KARACHI: Around 8,000 convicts on death row languish in jails in Pakistan as the government enforced a temporary stay against executions in August last year.
After a long lull, the federal government has sought “legal” opinion from the provinces about the abolition of capital punishment, official sources here said yesterday.
Officials said that while the federal government temporarily stayed the hangings, it sent letters last month to the provinces to suggest a solution.
“The Sindh provincial government has also received a letter wherein it has been urged to assist the Centre on the delicate issue by providing legal opinion,” said an official.
The renewal of the stay on executions through a presidential moratorium sparked debate about whether the country - plagued by militancy, criminal and sectarian - should uphold the death penalty and carry out executions.

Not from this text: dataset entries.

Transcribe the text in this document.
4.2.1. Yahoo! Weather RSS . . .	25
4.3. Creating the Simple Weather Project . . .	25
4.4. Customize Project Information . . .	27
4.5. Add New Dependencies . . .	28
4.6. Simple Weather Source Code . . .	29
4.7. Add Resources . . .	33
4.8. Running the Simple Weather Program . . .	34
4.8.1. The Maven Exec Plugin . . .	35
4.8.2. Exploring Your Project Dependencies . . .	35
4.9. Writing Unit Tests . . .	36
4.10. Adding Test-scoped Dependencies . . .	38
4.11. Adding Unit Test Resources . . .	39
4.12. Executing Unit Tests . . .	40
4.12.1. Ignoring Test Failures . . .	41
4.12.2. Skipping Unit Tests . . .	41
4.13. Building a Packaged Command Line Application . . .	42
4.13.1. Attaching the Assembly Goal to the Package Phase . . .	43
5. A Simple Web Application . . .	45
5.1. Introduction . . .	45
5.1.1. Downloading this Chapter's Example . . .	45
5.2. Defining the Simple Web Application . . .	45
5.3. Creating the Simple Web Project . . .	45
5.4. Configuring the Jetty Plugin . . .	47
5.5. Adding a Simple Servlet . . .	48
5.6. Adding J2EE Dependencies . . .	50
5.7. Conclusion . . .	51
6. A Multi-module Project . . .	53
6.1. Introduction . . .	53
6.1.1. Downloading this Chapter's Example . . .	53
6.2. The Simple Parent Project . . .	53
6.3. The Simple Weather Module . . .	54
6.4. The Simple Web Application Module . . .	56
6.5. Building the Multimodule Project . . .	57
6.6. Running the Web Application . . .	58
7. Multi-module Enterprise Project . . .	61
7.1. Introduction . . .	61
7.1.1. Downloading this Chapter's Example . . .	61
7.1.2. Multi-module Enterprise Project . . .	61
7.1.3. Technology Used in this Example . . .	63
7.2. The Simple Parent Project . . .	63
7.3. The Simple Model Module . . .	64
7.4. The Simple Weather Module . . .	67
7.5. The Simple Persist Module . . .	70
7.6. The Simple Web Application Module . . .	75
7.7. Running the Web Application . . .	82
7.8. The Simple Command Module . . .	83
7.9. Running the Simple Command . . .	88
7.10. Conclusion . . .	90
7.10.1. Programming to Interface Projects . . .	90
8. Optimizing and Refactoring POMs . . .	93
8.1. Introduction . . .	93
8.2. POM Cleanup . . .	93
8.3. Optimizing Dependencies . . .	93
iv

The stay was granted reportedly because Taliban militants threatened to target the new government led by Prime Minister Nawaz Sharif’s Pakistan Muslim League-N if it would send their men to the gallows.
Since 2008, none of the jailers across Pakistan had to shed a red handkerchief, because the then president Asif Zardari had granted a stay on executions in exercise of his power under Article 45 of the 1973 Constitution.
The article says: “President shall have the power to grant pardon, reprieve and respite, and to remit, suspend or commute any sentence passed by any court, tribunal or other authority.”